ペルナンブッコ州グラバター市に帰郷する三十六歳の女性は、十三歳と九歳の子供とともに家財道具や所持品を詰め込んだ十個の荷物をバスに積み込んでいた。彼女は十五年前、一足先に来た夫を追って来聖、その後ありとあら得る職業を体験した。しかし生活を確立するには至らず、夫の死を区切りとして故郷に戻ることにした。

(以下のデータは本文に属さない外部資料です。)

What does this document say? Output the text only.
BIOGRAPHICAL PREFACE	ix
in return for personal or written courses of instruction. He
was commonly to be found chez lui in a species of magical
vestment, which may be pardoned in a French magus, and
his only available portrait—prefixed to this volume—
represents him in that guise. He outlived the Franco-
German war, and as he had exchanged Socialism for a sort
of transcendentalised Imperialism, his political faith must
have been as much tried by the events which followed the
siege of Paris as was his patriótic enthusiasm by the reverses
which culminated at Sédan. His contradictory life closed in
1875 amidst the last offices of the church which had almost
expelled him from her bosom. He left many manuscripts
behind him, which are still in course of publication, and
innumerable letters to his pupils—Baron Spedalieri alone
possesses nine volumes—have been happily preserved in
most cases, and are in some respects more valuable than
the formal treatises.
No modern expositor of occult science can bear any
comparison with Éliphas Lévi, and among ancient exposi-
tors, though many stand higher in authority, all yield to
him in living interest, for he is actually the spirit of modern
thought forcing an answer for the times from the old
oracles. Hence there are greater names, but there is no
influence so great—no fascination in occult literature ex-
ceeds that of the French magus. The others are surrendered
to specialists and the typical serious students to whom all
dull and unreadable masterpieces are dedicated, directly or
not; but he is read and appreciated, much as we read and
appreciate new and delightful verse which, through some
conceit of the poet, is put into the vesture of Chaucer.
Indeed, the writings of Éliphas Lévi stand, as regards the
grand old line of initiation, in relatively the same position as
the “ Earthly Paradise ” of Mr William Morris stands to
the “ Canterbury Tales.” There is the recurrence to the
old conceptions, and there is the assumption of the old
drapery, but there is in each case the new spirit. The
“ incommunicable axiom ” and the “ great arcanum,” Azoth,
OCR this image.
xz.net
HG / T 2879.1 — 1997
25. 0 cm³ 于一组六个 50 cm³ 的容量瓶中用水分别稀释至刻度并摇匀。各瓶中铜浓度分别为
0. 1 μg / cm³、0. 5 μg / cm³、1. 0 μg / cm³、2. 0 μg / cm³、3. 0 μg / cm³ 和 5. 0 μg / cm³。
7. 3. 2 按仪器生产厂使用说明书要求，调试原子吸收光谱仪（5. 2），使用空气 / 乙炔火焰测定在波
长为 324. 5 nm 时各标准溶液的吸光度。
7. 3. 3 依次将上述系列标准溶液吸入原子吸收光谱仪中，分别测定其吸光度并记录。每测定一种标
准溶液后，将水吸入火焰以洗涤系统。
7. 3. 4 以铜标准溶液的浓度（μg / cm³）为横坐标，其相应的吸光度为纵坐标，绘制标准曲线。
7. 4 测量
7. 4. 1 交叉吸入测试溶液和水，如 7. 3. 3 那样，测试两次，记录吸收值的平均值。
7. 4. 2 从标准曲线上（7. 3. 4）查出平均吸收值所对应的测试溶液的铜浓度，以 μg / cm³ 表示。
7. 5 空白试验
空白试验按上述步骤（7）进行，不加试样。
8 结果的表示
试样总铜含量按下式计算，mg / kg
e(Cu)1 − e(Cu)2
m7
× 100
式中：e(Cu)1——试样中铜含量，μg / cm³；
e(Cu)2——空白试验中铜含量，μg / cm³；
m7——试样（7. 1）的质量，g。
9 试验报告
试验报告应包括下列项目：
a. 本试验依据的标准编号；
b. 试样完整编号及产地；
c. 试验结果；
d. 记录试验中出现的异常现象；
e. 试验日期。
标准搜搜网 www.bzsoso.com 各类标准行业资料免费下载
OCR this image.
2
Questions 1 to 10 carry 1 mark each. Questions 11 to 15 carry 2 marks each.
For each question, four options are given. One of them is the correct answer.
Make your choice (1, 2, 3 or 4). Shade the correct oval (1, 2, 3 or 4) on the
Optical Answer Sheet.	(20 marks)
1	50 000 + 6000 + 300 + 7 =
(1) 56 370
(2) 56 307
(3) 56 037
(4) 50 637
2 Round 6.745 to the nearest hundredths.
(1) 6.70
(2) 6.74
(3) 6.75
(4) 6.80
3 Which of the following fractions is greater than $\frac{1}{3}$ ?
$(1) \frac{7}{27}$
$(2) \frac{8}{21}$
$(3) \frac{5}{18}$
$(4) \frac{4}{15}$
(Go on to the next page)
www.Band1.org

彼女は「掃除婦でも中等教育の学歴が必要となり、もはやサンパウロ市では生活できない」と絶望のどん底でバスに乗り込んだ。また同じく帰郷する別の女性は、夫の兄弟十二人が結束して八〇年代はある程度の生活基盤を築いたものの、ブラジル特有の少しでも高い収入への「転職」を繰り返したため不況に陥って最初にリストラされる破目となり、現在は市内に職がなく、奥地でサトウキビ刈りをしているとのこと。
いっぽうで希望に溢れてサンパウロ市に到着する人も多い。南部の気候二度の町から来聖した二十七歳の男性は、途中で暑さのため服を一枚ずつ脱いできたと言い、快適な生活ができると喜んでいるが、それが長続きすることを祈りたい。